Given the importance of his job, it is astonishing how much time Bush has to exercise. His full schedule is not publicly available. The few peeks we get at Bush's daily routine usually come when some sort of disaster prods the White House Press Office to reveal what the president was doing "at the time." Earlier this year, an airplane wandered into restricted Washington air space. Bush, we learned, was bicycling in Maryland. In 2001, a gunman fired shots at the White House. Bush was inside exercising. When planes struck the World Trade Center in 2001, Bush was reading to schoolchildren, but that morning he had gone for a long run with a reporter. Either this is a series of coincidences or Bush spends an enormous amount of time working out.

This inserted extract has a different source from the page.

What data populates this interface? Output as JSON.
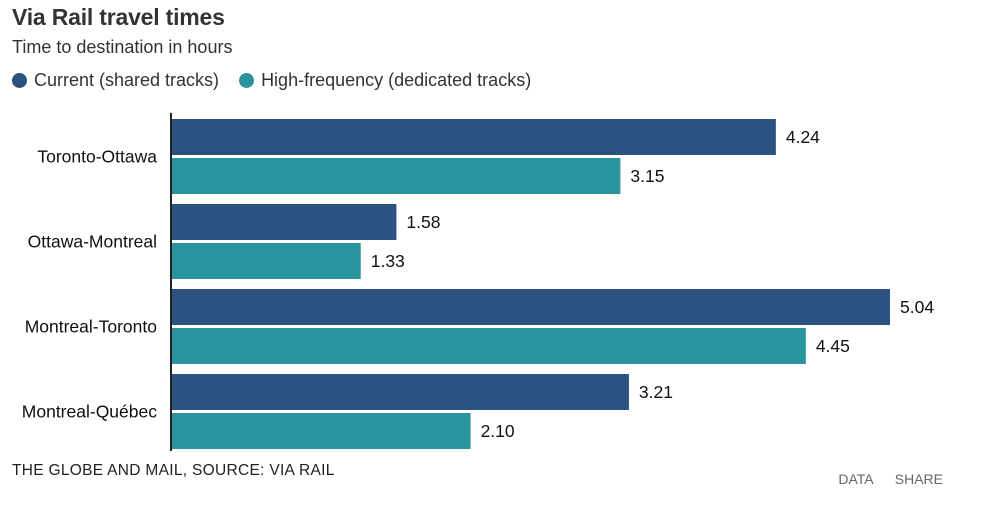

My guess is that Bush associates exercise with discipline, and associates a lack of discipline with his younger, boozehound days. "The president," said Fleischer, "finds [exercise] very healthy in terms of ... keeping in shape. But it's also good for the mind." The notion of a connection between physical and mental potency is, of course, silly. (Consider all the perfectly toned airheads in Hollywood - or, perhaps, the president himself.) But Bush's apparent belief in it explains why he would demand well-conditioned economic advisors and Supreme Court justices.
Bush's insistence that the entire populace follow his example, and that his staff join him on a Long March - er, Long Run - carries about it the faint whiff of a cult of personality. It also shows how out of touch he is. It's nice for Bush that he can take an hour or two out of every day to run, bike or pump iron. Unfortunately, most of us have more demanding jobs than he does.
Gee, working out every day, planning where to go on his next vacation - being president really is hard work. I wish he'd do more of it at the office. On the other hand, as bad as he fucks things up with every new executive decision, maybe I'm glad he doesn't spend more time there.